In an email sent out today by the NRA-ILA, they had this assessment of the mid-term elections with regards to gun rights:

U.S. Senate

* 19 of NRA-PVF’s 25 endorsed U.S. Senate candidates won. This marks a pro-gun upgrade of eight Senate seats.
* In the 111th Congress, there were 43 A-rated and 34 F-rated Senators. The 112th Congress will contain 50 A-rated (+7) and 33 F-rated Senators (-1).
* There will be 12 pro-gun Senate freshmen.

U.S. House

* Of the 262 candidates endorsed by the NRA-PVF for the U.S. House, 225 were victorious, for an 85% winning percentage. In every case but one where an NRA-PVF endorsed candidate lost, a pro-gun challenger replaced him.
* In the 111th Congress, there were 226 A-rated and 151 F-rated Representatives. The 112th Congress will contain 258 A-rated (+32) and 133 F-rated (-18) Members.
* There were pro-gun election upgrades in 27 House districts.

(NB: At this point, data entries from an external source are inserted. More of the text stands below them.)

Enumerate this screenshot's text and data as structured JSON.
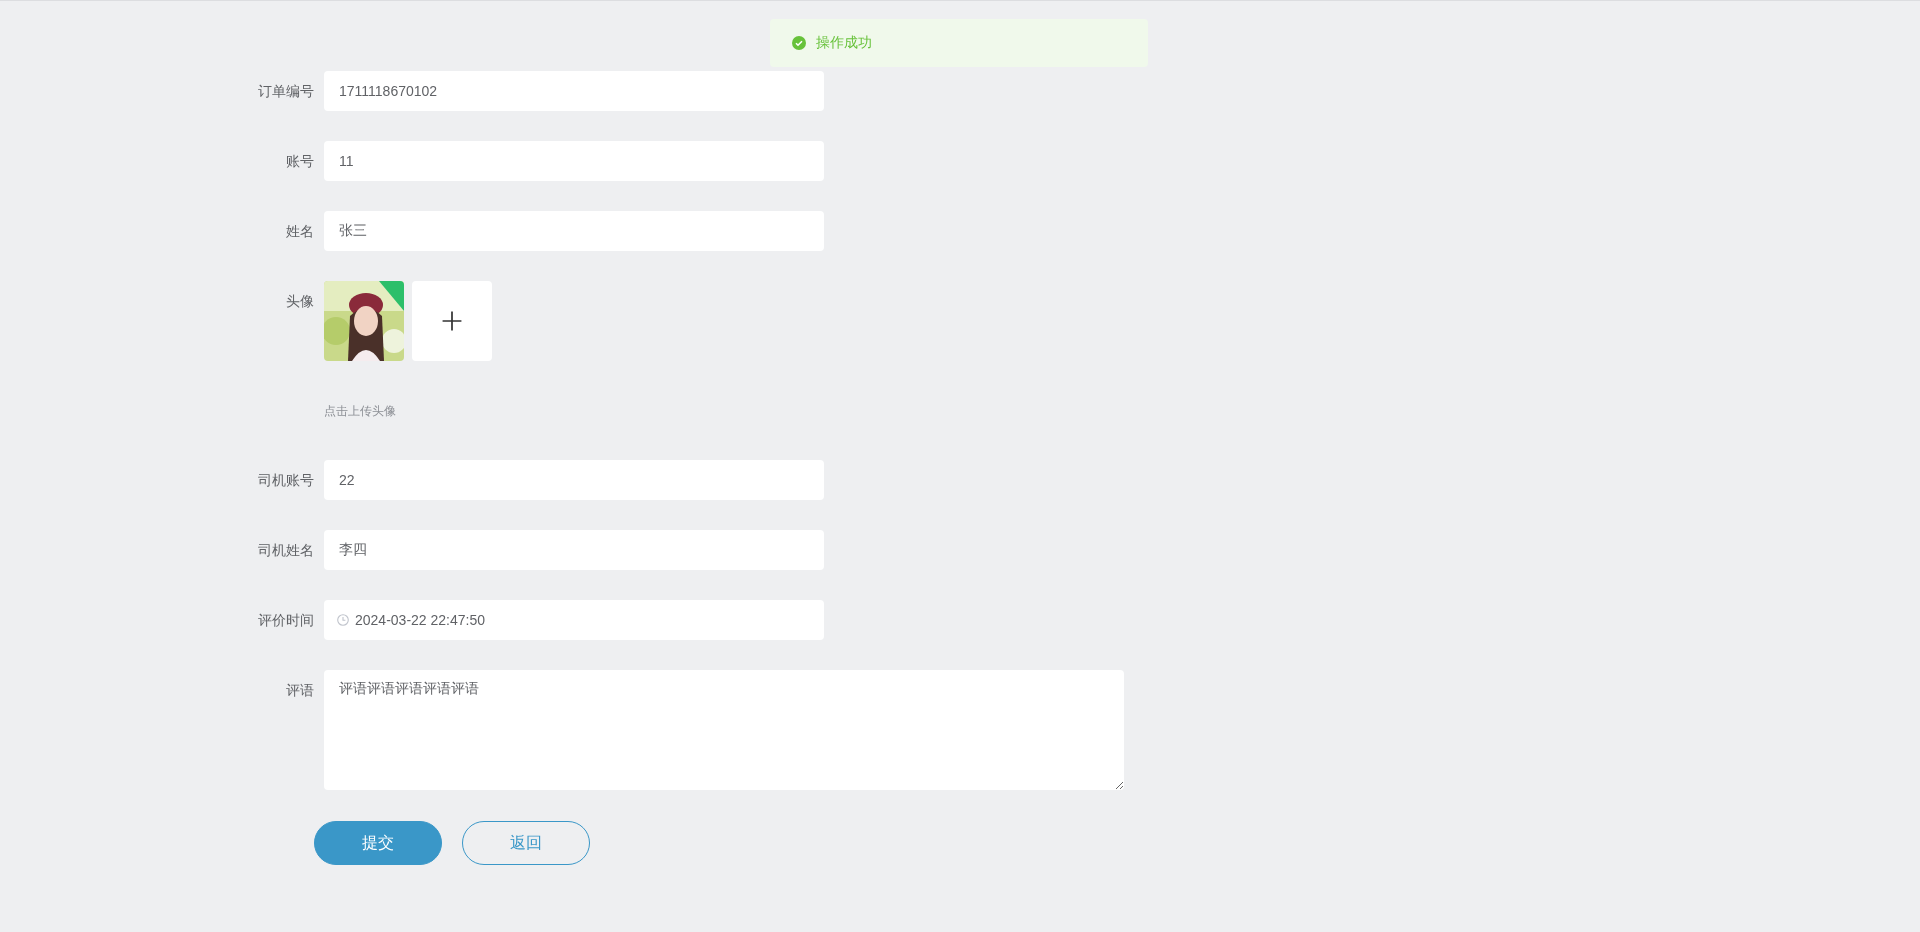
{
  "toast": {
    "kind": "success",
    "message": "操作成功"
  },
  "fields": [
    {
      "kind": "text",
      "label": "订单编号",
      "value": "1711118670102"
    },
    {
      "kind": "text",
      "label": "账号",
      "value": "11"
    },
    {
      "kind": "text",
      "label": "姓名",
      "value": "张三"
    },
    {
      "label": "头像",
      "hint": "点击上传头像"
    },
    {
      "kind": "text",
      "label": "司机账号",
      "value": "22"
    },
    {
      "kind": "text",
      "label": "司机姓名",
      "value": "李四"
    },
    {
      "kind": "datetime",
      "label": "评价时间",
      "value": "2024-03-22 22:47:50"
    },
    {
      "kind": "textarea",
      "label": "评语",
      "value": "评语评语评语评语评语"
    }
  ],
  "buttons": [
    {
      "kind": "primary",
      "label": "提交"
    },
    {
      "kind": "secondary",
      "label": "返回"
    }
  ]
}
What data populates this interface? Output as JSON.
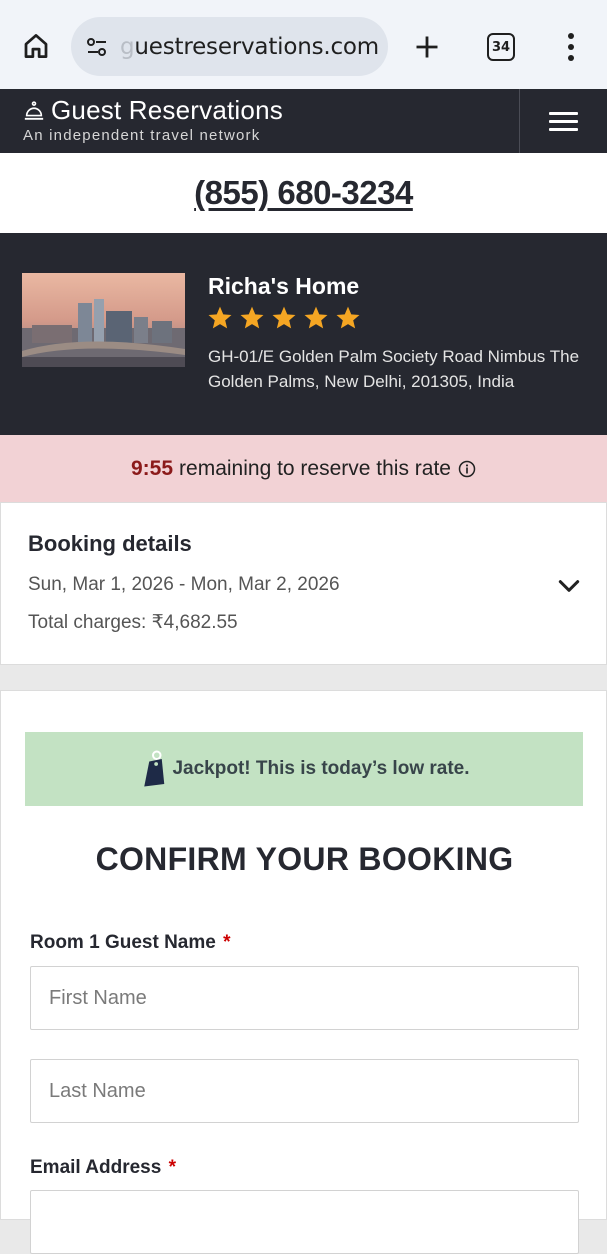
{
  "browser": {
    "url_prefix": "g",
    "url_main": "uestreservations.com",
    "tab_count": "34"
  },
  "header": {
    "title": "Guest Reservations",
    "subtitle": "An independent travel network"
  },
  "phone": "(855) 680-3234",
  "hotel": {
    "name": "Richa's Home",
    "rating": 5,
    "address": "GH-01/E Golden Palm Society Road Nimbus The Golden Palms, New Delhi, 201305, India"
  },
  "timer": {
    "time": "9:55",
    "text": "remaining to reserve this rate"
  },
  "booking": {
    "title": "Booking details",
    "dates": "Sun, Mar 1, 2026 - Mon, Mar 2, 2026",
    "total": "Total charges: ₹4,682.55"
  },
  "deal": {
    "text": "Jackpot! This is today’s low rate."
  },
  "form": {
    "title": "CONFIRM YOUR BOOKING",
    "guest_label": "Room 1 Guest Name",
    "first_name_placeholder": "First Name",
    "last_name_placeholder": "Last Name",
    "email_label": "Email Address",
    "required_mark": "*"
  },
  "colors": {
    "header_bg": "#262830",
    "timer_bg": "#f2d2d5",
    "timer_accent": "#8b1a1a",
    "deal_bg": "#c3e2c3",
    "star": "#f5a623",
    "required": "#cc0000"
  }
}
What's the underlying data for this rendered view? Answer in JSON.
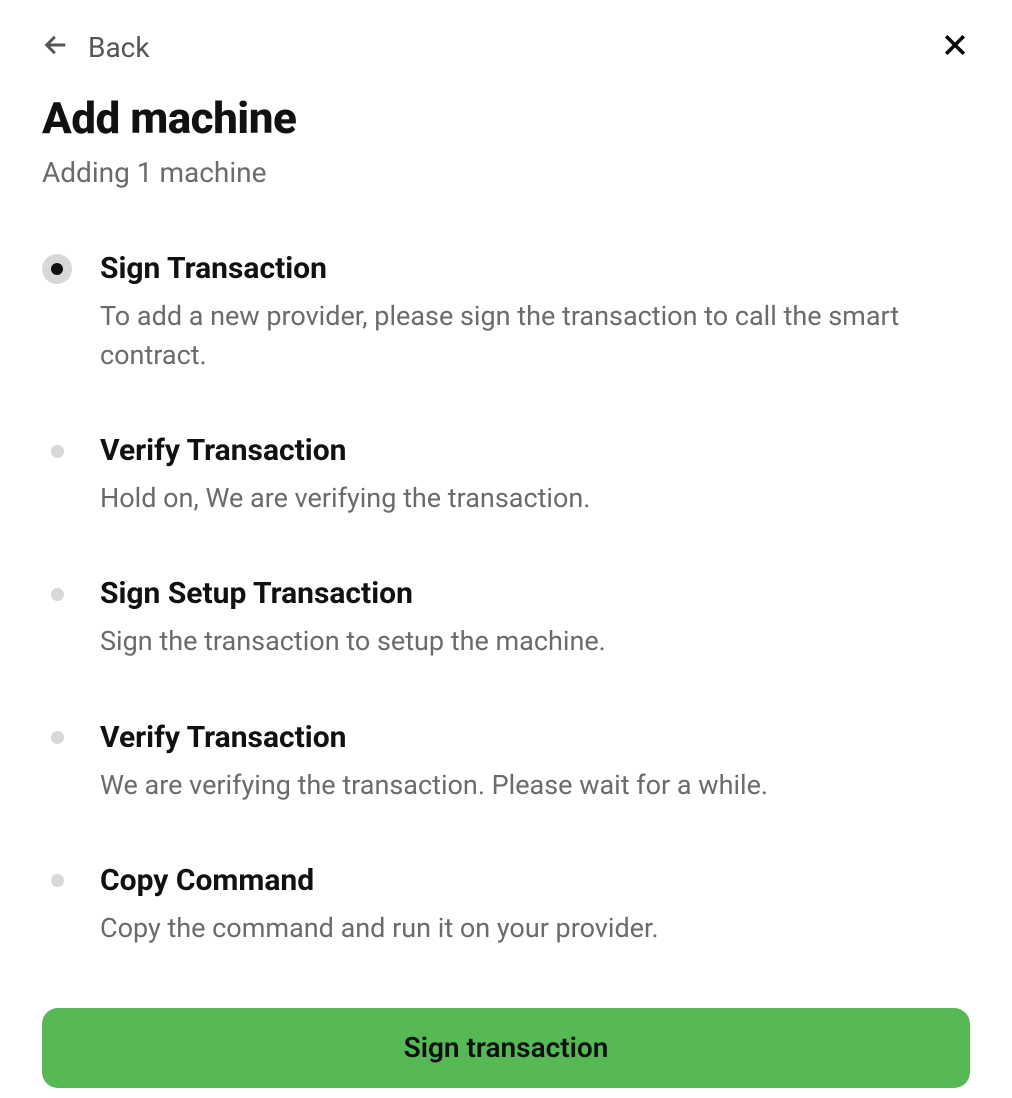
{
  "header": {
    "back_label": "Back"
  },
  "page": {
    "title": "Add machine",
    "subtitle": "Adding 1 machine"
  },
  "steps": [
    {
      "title": "Sign Transaction",
      "desc": "To add a new provider, please sign the transaction to call the smart contract.",
      "active": true
    },
    {
      "title": "Verify Transaction",
      "desc": "Hold on, We are verifying the transaction.",
      "active": false
    },
    {
      "title": "Sign Setup Transaction",
      "desc": "Sign the transaction to setup the machine.",
      "active": false
    },
    {
      "title": "Verify Transaction",
      "desc": "We are verifying the transaction. Please wait for a while.",
      "active": false
    },
    {
      "title": "Copy Command",
      "desc": "Copy the command and run it on your provider.",
      "active": false
    }
  ],
  "action": {
    "label": "Sign transaction"
  }
}
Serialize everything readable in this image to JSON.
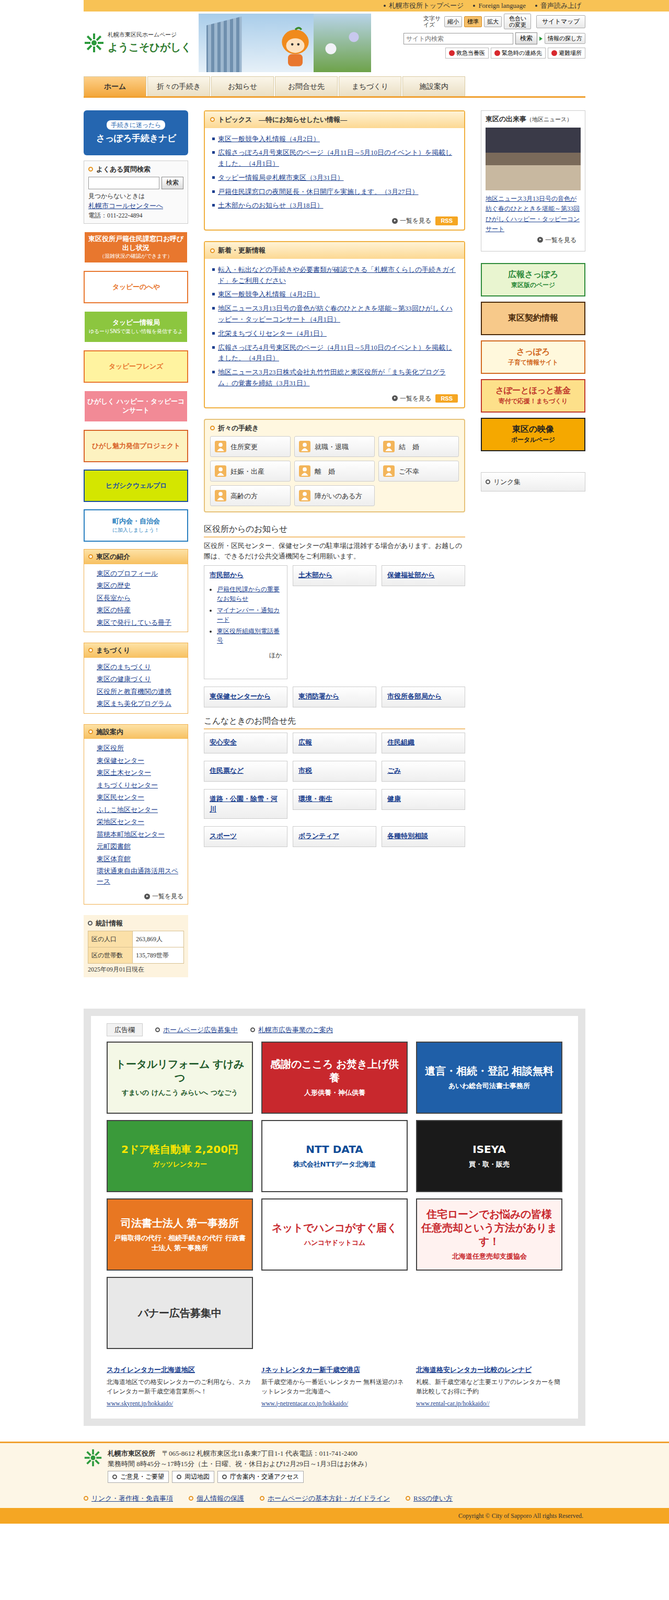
{
  "top_links": [
    "札幌市役所トップページ",
    "Foreign language",
    "音声読み上げ"
  ],
  "header": {
    "logo_small": "札幌市東区民ホームページ",
    "logo_main": "ようこそひがしく",
    "size_label": "文字サイズ",
    "size_buttons": [
      {
        "label": "縮小",
        "selected": false
      },
      {
        "label": "標準",
        "selected": true
      },
      {
        "label": "拡大",
        "selected": false
      }
    ],
    "color_button": "色合いの変更",
    "sitemap": "サイトマップ",
    "search_placeholder": "サイト内検索",
    "search_button": "検索",
    "search_help": "情報の探し方",
    "emergency": [
      "救急当番医",
      "緊急時の連絡先",
      "避難場所"
    ]
  },
  "nav": [
    {
      "label": "ホーム",
      "selected": true
    },
    {
      "label": "折々の手続き",
      "selected": false
    },
    {
      "label": "お知らせ",
      "selected": false
    },
    {
      "label": "お問合せ先",
      "selected": false
    },
    {
      "label": "まちづくり",
      "selected": false
    },
    {
      "label": "施設案内",
      "selected": false
    }
  ],
  "left": {
    "navi": {
      "small": "手続きに迷ったら",
      "main": "さっぽろ手続きナビ"
    },
    "faq": {
      "title": "よくある質問検索",
      "button": "検索",
      "note": "見つからないときは",
      "link": "札幌市コールセンターへ",
      "phone": "電話：011-222-4894"
    },
    "banners": [
      {
        "label": "東区役所戸籍住民課窓口お呼び出し状況",
        "sub": "（混雑状況の確認ができます）",
        "color": "#e8772e",
        "text_color": "#ffffff"
      },
      {
        "label": "タッピーのへや",
        "sub": "",
        "color": "#ffffff",
        "text_color": "#e8772e"
      },
      {
        "label": "タッピー情報局",
        "sub": "ゆるーりSNSで楽しい情報を発信するよ",
        "color": "#8cc63f",
        "text_color": "#ffffff"
      },
      {
        "label": "タッピーフレンズ",
        "sub": "",
        "color": "#fff3a0",
        "text_color": "#e8772e"
      },
      {
        "label": "ひがしく ハッピー・タッピーコンサート",
        "sub": "",
        "color": "#f28a96",
        "text_color": "#ffffff"
      },
      {
        "label": "ひがし魅力発信プロジェクト",
        "sub": "",
        "color": "#fdf2c0",
        "text_color": "#d9642b"
      },
      {
        "label": "ヒガシクウェルプロ",
        "sub": "",
        "color": "#d4e600",
        "text_color": "#1c4fa0"
      },
      {
        "label": "町内会・自治会",
        "sub": "に加入しましょう！",
        "color": "#ffffff",
        "text_color": "#2a7fc0"
      }
    ],
    "menus": [
      {
        "title": "東区の紹介",
        "items": [
          "東区のプロフィール",
          "東区の歴史",
          "区長室から",
          "東区の特産",
          "東区で発行している冊子"
        ],
        "more": ""
      },
      {
        "title": "まちづくり",
        "items": [
          "東区のまちづくり",
          "東区の健康づくり",
          "区役所と教育機関の連携",
          "東区まち美化プログラム"
        ],
        "more": ""
      },
      {
        "title": "施設案内",
        "items": [
          "東区役所",
          "東保健センター",
          "東区土木センター",
          "まちづくりセンター",
          "東区民センター",
          "ふしこ地区センター",
          "栄地区センター",
          "苗穂本町地区センター",
          "元町図書館",
          "東区体育館",
          "環状通東自由通路活用スペース"
        ],
        "more": "一覧を見る"
      }
    ],
    "stats": {
      "title": "統計情報",
      "rows": [
        {
          "label": "区の人口",
          "value": "263,869人"
        },
        {
          "label": "区の世帯数",
          "value": "135,789世帯"
        }
      ],
      "note": "2025年09月01日現在"
    }
  },
  "topics": {
    "title": "トピックス　―特にお知らせしたい情報―",
    "items": [
      "東区一般競争入札情報（4月2日）",
      "広報さっぽろ4月号東区民のページ（4月11日～5月10日のイベント）を掲載しました。（4月1日）",
      "タッピー情報局＠札幌市東区（3月31日）",
      "戸籍住民課窓口の夜間延長・休日開庁を実施します。（3月27日）",
      "土木部からのお知らせ（3月18日）"
    ],
    "more": "一覧を見る",
    "rss": "RSS"
  },
  "updates": {
    "title": "新着・更新情報",
    "items": [
      "転入・転出などの手続きや必要書類が確認できる「札幌市くらしの手続きガイド」をご利用ください",
      "東区一般競争入札情報（4月2日）",
      "地区ニュース3月13日号の音色が紡ぐ春のひとときを堪能～第33回ひがしくハッピー・タッピーコンサート（4月1日）",
      "北栄まちづくりセンター（4月1日）",
      "広報さっぽろ4月号東区民のページ（4月11日～5月10日のイベント）を掲載しました。（4月1日）",
      "地区ニュース3月23日株式会社丸竹竹田総と東区役所が「まち美化プログラム」の覚書を締結（3月31日）"
    ],
    "more": "一覧を見る",
    "rss": "RSS"
  },
  "procedures": {
    "title": "折々の手続き",
    "items": [
      "住所変更",
      "就職・退職",
      "結　婚",
      "妊娠・出産",
      "離　婚",
      "ご不幸",
      "高齢の方",
      "障がいのある方"
    ]
  },
  "notices": {
    "title": "区役所からのお知らせ",
    "text": "区役所・区民センター、保健センターの駐車場は混雑する場合があります。お越しの際は、できるだけ公共交通機関をご利用願います。",
    "cards": [
      {
        "label": "市民部から",
        "items": [
          "戸籍住民課からの重要なお知らせ",
          "マイナンバー・通知カード",
          "東区役所組織別電話番号"
        ],
        "extra": "ほか"
      },
      {
        "label": "土木部から",
        "items": [],
        "extra": ""
      },
      {
        "label": "保健福祉部から",
        "items": [],
        "extra": ""
      },
      {
        "label": "東保健センターから",
        "items": [],
        "extra": ""
      },
      {
        "label": "東消防署から",
        "items": [],
        "extra": ""
      },
      {
        "label": "市役所各部局から",
        "items": [],
        "extra": ""
      }
    ]
  },
  "contacts": {
    "title": "こんなときのお問合せ先",
    "items": [
      "安心安全",
      "広報",
      "住民組織",
      "住民票など",
      "市税",
      "ごみ",
      "道路・公園・除雪・河川",
      "環境・衛生",
      "健康",
      "スポーツ",
      "ボランティア",
      "各種特別相談"
    ]
  },
  "right": {
    "event": {
      "title": "東区の出来事",
      "title_sub": "（地区ニュース）",
      "caption": "地区ニュース3月13日号の音色が紡ぐ春のひとときを堪能～第33回ひがしくハッピー・タッピーコンサート",
      "more": "一覧を見る"
    },
    "banners": [
      {
        "label": "広報さっぽろ",
        "sub": "東区版のページ",
        "color": "#e9f5d0",
        "text_color": "#2e8b3a"
      },
      {
        "label": "東区契約情報",
        "sub": "",
        "color": "#f7c98a",
        "text_color": "#4a2a0a"
      },
      {
        "label": "さっぽろ",
        "sub": "子育て情報サイト",
        "color": "#fff8dc",
        "text_color": "#d2691e"
      },
      {
        "label": "さぽーとほっと基金",
        "sub": "寄付で応援！まちづくり",
        "color": "#fde08a",
        "text_color": "#c0392b"
      },
      {
        "label": "東区の映像",
        "sub": "ポータルページ",
        "color": "#f5a800",
        "text_color": "#222222"
      }
    ],
    "links": "リンク集"
  },
  "ads": {
    "title": "広告欄",
    "links": [
      "ホームページ広告募集中",
      "札幌市広告事業のご案内"
    ],
    "banners": [
      {
        "label": "トータルリフォーム すけみつ",
        "sub": "すまいの けんこう みらいへ つなごう",
        "color": "#f4f8e6",
        "text_color": "#1e5a2a"
      },
      {
        "label": "感謝のこころ お焚き上げ供養",
        "sub": "人形供養・神仏供養",
        "color": "#c8282d",
        "text_color": "#ffffff"
      },
      {
        "label": "遺言・相続・登記 相談無料",
        "sub": "あいわ総合司法書士事務所",
        "color": "#1f5fa8",
        "text_color": "#ffffff"
      },
      {
        "label": "2ドア軽自動車 2,200円",
        "sub": "ガッツレンタカー",
        "color": "#3a9a3a",
        "text_color": "#ffe600"
      },
      {
        "label": "NTT DATA",
        "sub": "株式会社NTTデータ北海道",
        "color": "#ffffff",
        "text_color": "#0f4c97"
      },
      {
        "label": "ISEYA",
        "sub": "買・取・販売",
        "color": "#1a1a1a",
        "text_color": "#ffffff"
      },
      {
        "label": "司法書士法人 第一事務所",
        "sub": "戸籍取得の代行・相続手続きの代行 行政書士法人 第一事務所",
        "color": "#e87722",
        "text_color": "#ffffff"
      },
      {
        "label": "ネットでハンコがすぐ届く",
        "sub": "ハンコヤドットコム",
        "color": "#ffffff",
        "text_color": "#c8282d"
      },
      {
        "label": "住宅ローンでお悩みの皆様 任意売却という方法があります！",
        "sub": "北海道任意売却支援協会",
        "color": "#fff2f0",
        "text_color": "#c8282d"
      },
      {
        "label": "バナー広告募集中",
        "sub": "",
        "color": "#e8e8e8",
        "text_color": "#333333"
      }
    ],
    "text_ads": [
      {
        "title": "スカイレンタカー北海道地区",
        "body": "北海道地区での格安レンタカーのご利用なら、スカイレンタカー新千歳空港営業所へ！",
        "url": "www.skyrent.jp/hokkaido/"
      },
      {
        "title": "Jネットレンタカー新千歳空港店",
        "body": "新千歳空港から一番近いレンタカー 無料送迎のJネットレンタカー北海道へ",
        "url": "www.j-netrentacar.co.jp/hokkaido/"
      },
      {
        "title": "北海道格安レンタカー比較のレンナビ",
        "body": "札幌、新千歳空港など主要エリアのレンタカーを簡単比較してお得に予約",
        "url": "www.rental-car.jp/hokkaido//"
      }
    ]
  },
  "footer": {
    "name": "札幌市東区役所",
    "address": "〒065-8612 札幌市東区北11条東7丁目1-1 代表電話：011-741-2400",
    "hours": "業務時間 8時45分～17時15分（土・日曜、祝・休日および12月29日～1月3日はお休み）",
    "buttons": [
      "ご意見・ご要望",
      "周辺地図",
      "庁舎案内・交通アクセス"
    ],
    "links": [
      "リンク・著作権・免責事項",
      "個人情報の保護",
      "ホームページの基本方針・ガイドライン",
      "RSSの使い方"
    ],
    "copyright": "Copyright © City of Sapporo All rights Reserved."
  }
}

Note: As of today, 9 races remain too close to call.

Gubernatorial & State Legislatures

* Of the 21 gubernatorial candidates endorsed by the NRA-PVF, 15 were victorious. (Note: Two races remain too close to call.)
* We made major gains in state legislative races, which will position us well in the upcoming legislative sessions next year.

If one uses the NRA endorsements and grades as the measure, it certainly does appear that there is a majority of A-rated members of Congress in both houses.